The stress-induced changes in peripheral benzodiazepine receptors (PBR) can be observed in a number of different tissues, depending upon the nature and chronicity of the aversive experience. In addition, virtually all stress procedures that cause rapid changes in PBR simultaneously increase the physical activity or metabolic rate of the subjects. The present study analyzed the contributions of rapid alterations in activity or metabolic rate with and without aversive stimulation and their subsequent impact on PBR. Mechanically induced increases in activity by forced running stress results in a significant reduction in [3H]Ro 5-4864 binding to PBR in olfactory bulb, opposite to the PBR changes in this tissue following forced cold-water swim stress. Pharmacological induction of increased locomotor activity as well as metabolic rate by d-amphetamine causes a significant increase in cardiac PBR binding, again, opposite to the response typically observed following inescapable shock stress.
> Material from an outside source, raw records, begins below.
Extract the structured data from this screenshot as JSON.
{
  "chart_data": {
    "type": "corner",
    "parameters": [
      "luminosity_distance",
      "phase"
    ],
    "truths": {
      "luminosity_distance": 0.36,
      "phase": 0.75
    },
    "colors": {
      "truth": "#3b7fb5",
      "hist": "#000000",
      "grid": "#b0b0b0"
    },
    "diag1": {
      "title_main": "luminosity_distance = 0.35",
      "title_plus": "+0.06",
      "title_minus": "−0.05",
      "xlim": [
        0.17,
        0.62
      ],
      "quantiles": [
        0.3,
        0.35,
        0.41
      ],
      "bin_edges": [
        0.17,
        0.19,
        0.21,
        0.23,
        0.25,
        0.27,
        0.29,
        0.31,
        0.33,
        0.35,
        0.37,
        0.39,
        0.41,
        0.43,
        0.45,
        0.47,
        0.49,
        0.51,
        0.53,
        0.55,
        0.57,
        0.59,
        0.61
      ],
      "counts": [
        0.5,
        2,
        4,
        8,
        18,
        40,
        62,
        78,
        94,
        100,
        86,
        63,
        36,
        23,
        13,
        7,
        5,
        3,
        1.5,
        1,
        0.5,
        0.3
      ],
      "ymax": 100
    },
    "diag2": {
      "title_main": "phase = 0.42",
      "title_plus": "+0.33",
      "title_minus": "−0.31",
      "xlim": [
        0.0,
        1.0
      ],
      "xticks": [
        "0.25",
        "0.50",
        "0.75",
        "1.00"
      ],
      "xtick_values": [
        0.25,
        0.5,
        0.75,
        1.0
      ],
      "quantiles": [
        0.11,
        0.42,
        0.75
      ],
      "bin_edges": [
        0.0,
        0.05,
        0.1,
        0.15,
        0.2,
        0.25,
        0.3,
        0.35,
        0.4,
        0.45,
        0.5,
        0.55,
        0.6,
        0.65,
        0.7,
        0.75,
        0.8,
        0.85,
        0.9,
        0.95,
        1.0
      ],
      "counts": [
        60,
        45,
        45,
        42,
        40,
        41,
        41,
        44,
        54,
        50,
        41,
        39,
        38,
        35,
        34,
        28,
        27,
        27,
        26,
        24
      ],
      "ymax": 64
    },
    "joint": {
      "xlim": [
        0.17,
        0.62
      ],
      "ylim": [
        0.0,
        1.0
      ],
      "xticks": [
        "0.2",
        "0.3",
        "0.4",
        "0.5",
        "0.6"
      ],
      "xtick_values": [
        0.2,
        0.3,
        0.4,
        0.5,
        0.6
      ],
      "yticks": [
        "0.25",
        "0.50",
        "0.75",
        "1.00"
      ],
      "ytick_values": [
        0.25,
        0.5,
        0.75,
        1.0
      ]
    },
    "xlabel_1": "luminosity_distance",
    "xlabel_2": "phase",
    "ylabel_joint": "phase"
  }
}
Finally, administration of the anxiogenic beta-carboline, FG-7142, causes increases in both hippocampus and adrenal gland PBR binding reminiscent of acute noise stress exposure. These experiments demonstrate that increased locomotor activity or metabolic rate alone is not a necessary and sufficient condition for previous stress-induced changes in PBR. Conversely, increased metabolic rate coupled with an aversive stimulus appears to be an important factor for inducing stress-like changes in PBR. This data, coupled with previous reports, suggests that rapid alterations in these sites are stressor and tissue dependent. Finally, we propose that the PBR may be involved in many aspects of the stress response including: a) a blowarning system in adrenal gland, b) participation in stress-induced hypertension via renal PBR, and c) a modulator of stress-induced immunosuppression and subsequent recovery of function or recuperation by actions on immune cells.